元日本王者・奥本貴之、11日に引退式 今後はトレーナーの道へ
2018年に関西でボクシング取材を始めた私が、最初に親しくなったボクサーの一人が奥本君だった。
初めて取材した日のことは忘れられない。
その年の暮れ、記事を寄稿していたボクシング・マガジンの編集者さんから「人物モノの新連載を始めたい」という電話があり、一発目を私が書かせてもらうことになった。

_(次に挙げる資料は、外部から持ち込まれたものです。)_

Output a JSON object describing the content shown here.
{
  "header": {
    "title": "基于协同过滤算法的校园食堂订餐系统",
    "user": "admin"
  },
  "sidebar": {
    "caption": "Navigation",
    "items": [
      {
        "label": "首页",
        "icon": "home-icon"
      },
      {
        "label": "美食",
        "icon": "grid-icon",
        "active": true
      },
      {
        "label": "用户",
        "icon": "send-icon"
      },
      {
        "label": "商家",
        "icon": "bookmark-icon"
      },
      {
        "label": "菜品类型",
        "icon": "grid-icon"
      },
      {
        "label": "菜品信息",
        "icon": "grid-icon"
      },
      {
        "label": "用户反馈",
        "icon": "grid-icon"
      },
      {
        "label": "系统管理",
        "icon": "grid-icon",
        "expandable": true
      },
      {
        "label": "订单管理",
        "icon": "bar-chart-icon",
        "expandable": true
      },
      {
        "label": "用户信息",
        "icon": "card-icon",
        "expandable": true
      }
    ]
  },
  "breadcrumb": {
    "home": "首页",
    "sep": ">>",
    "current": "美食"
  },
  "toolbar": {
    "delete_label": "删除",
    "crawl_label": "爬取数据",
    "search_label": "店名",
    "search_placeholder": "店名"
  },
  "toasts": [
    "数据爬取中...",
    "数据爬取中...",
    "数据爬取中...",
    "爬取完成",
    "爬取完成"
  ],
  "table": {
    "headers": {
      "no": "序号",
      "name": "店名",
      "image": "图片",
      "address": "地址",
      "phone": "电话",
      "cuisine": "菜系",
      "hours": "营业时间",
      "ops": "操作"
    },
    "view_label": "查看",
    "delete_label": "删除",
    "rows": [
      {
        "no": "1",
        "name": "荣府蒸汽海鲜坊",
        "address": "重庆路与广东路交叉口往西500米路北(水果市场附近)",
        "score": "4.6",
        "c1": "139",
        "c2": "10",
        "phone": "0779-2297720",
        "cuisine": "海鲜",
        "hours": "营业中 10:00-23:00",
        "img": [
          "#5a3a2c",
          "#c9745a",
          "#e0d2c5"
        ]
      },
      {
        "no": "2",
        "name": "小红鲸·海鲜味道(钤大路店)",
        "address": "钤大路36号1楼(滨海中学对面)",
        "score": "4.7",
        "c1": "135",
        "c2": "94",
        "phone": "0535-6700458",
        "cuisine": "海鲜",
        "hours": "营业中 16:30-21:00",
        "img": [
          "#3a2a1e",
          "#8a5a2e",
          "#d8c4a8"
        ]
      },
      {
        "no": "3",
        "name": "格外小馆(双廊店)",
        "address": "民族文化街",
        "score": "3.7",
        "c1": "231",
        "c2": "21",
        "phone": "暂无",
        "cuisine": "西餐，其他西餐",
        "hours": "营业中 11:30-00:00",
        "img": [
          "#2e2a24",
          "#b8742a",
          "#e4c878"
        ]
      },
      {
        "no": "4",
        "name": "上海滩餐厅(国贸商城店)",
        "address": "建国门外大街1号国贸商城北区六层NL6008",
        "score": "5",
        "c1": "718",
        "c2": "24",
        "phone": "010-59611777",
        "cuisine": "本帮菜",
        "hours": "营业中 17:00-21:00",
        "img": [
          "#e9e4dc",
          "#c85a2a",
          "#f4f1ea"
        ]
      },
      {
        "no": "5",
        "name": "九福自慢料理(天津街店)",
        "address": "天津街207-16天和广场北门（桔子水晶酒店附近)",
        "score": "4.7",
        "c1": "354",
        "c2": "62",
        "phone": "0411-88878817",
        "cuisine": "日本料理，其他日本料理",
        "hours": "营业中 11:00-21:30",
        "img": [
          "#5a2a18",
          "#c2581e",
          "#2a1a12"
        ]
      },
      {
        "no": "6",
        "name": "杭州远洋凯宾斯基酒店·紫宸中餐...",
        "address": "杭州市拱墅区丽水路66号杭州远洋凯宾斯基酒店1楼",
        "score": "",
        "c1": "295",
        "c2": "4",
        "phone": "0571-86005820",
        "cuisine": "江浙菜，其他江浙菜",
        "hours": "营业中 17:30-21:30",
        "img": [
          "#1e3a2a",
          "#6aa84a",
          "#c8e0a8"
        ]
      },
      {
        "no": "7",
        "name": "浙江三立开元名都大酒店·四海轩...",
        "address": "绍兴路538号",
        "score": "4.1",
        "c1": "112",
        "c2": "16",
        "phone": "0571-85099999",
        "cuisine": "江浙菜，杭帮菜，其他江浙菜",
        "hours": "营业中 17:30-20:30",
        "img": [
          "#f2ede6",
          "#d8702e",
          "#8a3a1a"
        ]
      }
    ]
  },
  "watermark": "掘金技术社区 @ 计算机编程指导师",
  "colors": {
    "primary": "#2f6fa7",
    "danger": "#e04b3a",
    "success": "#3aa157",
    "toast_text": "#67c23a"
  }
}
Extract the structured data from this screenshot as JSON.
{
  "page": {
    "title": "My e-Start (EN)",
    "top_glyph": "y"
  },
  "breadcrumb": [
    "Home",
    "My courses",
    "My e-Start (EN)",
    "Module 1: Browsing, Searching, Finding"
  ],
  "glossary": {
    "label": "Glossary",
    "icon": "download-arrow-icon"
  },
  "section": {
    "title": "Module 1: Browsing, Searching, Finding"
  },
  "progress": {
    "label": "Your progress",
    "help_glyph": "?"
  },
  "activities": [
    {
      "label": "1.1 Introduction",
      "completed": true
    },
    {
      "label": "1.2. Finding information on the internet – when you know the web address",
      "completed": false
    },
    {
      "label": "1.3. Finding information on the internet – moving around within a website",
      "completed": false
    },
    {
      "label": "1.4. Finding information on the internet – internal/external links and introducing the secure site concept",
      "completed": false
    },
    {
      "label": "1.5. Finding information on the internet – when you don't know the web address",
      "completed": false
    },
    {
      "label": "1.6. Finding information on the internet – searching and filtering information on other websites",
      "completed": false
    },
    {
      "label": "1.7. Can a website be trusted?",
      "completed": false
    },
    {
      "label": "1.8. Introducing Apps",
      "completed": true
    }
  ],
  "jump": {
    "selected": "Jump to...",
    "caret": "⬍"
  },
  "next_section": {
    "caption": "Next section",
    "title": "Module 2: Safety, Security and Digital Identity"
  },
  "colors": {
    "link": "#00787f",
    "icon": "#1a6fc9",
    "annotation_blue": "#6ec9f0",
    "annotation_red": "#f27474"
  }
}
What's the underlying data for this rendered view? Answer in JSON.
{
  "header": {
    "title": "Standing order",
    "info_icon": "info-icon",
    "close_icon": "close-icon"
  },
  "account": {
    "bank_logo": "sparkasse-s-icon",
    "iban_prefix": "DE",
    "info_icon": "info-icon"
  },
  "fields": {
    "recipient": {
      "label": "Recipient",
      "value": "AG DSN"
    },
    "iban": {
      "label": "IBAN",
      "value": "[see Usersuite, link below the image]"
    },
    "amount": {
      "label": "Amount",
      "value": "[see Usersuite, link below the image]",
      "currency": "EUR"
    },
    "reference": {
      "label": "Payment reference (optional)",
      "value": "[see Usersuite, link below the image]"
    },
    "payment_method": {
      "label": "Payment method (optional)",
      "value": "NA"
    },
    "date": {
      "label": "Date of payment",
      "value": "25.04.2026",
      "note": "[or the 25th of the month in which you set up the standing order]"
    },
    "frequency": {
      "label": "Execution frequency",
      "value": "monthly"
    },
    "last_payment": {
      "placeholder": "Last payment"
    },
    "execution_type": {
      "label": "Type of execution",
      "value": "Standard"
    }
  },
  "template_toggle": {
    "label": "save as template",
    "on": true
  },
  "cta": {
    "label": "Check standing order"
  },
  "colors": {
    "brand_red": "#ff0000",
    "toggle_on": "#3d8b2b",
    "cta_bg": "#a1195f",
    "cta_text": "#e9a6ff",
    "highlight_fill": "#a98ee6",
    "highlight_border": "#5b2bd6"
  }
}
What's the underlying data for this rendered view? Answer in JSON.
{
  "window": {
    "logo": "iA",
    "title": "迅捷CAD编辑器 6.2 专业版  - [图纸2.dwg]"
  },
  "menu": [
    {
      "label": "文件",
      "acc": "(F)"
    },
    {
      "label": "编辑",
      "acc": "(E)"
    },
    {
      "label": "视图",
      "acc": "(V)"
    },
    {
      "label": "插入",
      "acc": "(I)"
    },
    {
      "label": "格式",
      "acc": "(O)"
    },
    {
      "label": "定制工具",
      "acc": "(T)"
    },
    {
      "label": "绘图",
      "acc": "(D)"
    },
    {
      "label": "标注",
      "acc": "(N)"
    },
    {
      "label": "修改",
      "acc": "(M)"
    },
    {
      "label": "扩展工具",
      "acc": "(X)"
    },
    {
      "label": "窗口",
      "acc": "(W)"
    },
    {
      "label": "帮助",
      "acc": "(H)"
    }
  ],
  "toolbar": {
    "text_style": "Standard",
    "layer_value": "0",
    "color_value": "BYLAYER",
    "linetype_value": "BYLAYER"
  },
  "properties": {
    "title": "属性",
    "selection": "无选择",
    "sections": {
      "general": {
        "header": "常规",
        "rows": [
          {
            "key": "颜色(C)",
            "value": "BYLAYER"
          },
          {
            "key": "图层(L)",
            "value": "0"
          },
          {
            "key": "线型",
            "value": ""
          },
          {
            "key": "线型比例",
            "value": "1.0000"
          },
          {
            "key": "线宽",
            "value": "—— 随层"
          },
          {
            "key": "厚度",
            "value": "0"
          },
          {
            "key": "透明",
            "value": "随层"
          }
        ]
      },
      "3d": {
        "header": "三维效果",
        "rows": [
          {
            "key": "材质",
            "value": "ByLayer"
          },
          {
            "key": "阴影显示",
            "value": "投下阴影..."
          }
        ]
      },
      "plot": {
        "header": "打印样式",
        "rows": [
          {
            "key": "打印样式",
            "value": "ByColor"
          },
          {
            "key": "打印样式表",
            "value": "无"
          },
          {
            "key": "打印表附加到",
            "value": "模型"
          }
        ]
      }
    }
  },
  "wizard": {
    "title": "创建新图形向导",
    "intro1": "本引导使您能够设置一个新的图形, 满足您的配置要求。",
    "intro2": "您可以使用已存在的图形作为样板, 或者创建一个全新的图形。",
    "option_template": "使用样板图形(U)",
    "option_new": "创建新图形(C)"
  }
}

編集部からのリクエストは、いったん引退した後にカムバックし、WBO‐AP・Sフェザー級王者になった仲村正男君(渥美)だった。ただ、仲村君は進退に悩んでいた時期で、結局、引退することになった。
人選は白紙になり、編集者さんに「関西で他に書ける選手はいませんか?」と聞かれた。
私は日本ウエルター級王者の矢田良太君(グリーンツダ)の名前を挙げた。何試合か見ていたし、パフォーマンスも派手で、彼なら書けると思った。
だが、編集者さんは、同門のもう一人の日本王者、Sフライ級の奥本君のほうを提案してきた。矢田君は何度か記事になっており、奥本君のほうが露出が少なかったことも理由にあったようだ。
私は奥本君の試合も見ていたし、長渕剛の「青春」でリングインする姿は「渋いなぁ」「雰囲気があるなぁ」と思っていた。
ただ、ほとんど話したことはなく、良くも悪くも印象がなかった。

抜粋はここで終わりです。